DeSantis, in the morning press conference, acknowledged that despite fervent calls for evacuation in flood prone areas, some people have decided to stay. And while officials have pledged to try to rescue everyone they can when the waters start to rise, at a certain point they will be physically unable to reach people.
“Unfortunately, there will be fatalities. I don’t think there’s a way around it when you have storm surge that’s over 10 feet,” he said. “Why would you want to risk it at this point?”
Many coastal Floridians, especially those in the path of Hurricane Helene, aren’t willing to take that chance.
When Isabel and Javier Dubrocq saw on the news Wednesday morning that Milton was expected to make landfall as a Category 4, and forecasts kept nudging the center of storm’s track south, they made the call. They started to move furniture inside their Sarasota home, about half a mile from the Gulf.
“We’re leaving in a couple of hours,” said Isabel Dubrocq, a local dance teacher. They’re heading to her brother’s home five miles inland to ride out the storm with Javier’s 85-year-old mother and their dog Taco Bella, Taquito for short.
“Two weeks ago, Helene came and this city was floating,” said Javier, as he and his wife boarded up a window. “This street didn’t flood though.”
Still, they won’t be risking it as Milton tears through Florida.
“That last thing I’m thinking about is what this house will look like,” said Javier, an artist. “I’m thinking about our safety.”
Over his shoulder, a polystyrene slab and lime green seat cushions were jammed between a glass window and several wooden boards screwed into the frame.
He held a power drill in his right hand as Isabel hoisted an umbrella over his head. As he stepped toward another window, his T-shirt commemorating an exhibit by artist M.C Escher came into clear view — a close-up image of an eye.
Ready for Milton
Most of the state, far beyond the expected landfall area, was hunkering down for Milton’s arrival. Major airports in Tampa and Orlando prepared to shut down. Schools announced pending closures across much of the state, including in South Florida. Millions of residents across the state were under hurricane warnings or watches.
As rain fell Tuesday on Palm Bay, a Brevard County city about 4 miles west of Melbourne Beach, business owners were busy making preparations for Milton. Nobody knew what the storm would do as it traversed Florida, but forecasters expected it will still be a hurricane when it gets here.
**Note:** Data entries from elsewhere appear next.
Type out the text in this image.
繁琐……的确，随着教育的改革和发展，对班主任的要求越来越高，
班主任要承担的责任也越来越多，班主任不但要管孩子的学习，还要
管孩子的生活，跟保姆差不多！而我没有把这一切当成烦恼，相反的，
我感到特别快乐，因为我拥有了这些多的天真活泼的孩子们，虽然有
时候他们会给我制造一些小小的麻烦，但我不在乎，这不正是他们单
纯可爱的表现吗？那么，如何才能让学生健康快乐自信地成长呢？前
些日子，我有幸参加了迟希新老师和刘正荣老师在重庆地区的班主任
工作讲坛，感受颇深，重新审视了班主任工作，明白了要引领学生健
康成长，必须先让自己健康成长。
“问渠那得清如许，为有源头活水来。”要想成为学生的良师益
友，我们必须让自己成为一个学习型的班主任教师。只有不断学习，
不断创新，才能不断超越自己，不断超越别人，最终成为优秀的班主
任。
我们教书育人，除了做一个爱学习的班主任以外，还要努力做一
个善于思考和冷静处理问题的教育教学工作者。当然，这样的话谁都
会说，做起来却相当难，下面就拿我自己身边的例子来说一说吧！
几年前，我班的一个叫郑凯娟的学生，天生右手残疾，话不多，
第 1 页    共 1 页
Tattoo shop owner Dave Parker and his tattoo artist Jesse Cuen were cutting plywood and boarding up Parker’s High Class Ink Studio on Babcock Street Parker. Parker said Palm Bay has faced hurricanes before, but this is the first time he’s decided to board up his shop. He also buttoned up his studio in Rockledge, about 30 miles inland and closer to Milton’s projected path.
“I don’t want to take a chance with these guys’ livelihood or mine,” Parker said as he sawed a portion of plywood.
Across the Melbourne Causeway, at the Copperhead Tavern — a small outdoor bar and grill on 5th Avenue and A1A — business was steady Tuesday evening with people ordering drinks, burgers, fish and chips and mahi tacos.
Manager and bartender Alexis Bragg was serving customers as other staff pulled in chairs from the patio and covered computers with plastic trash bags.
“Everybody I’ve been talking to today, no one is leaving,” Bragg said. “They’re just hunkering down.”
The 27-year-old said she’d be heading to her mother’s house in Palm Bay because she lives in a first-floor apartment near the beach that floods on a regular basis just on a normal rainy day.
“If it was on the second level, I would stay. But we lose power super easy at my apartment, and my mom has a generator,” Bragg said. “We’ll just party there. It’s fine.”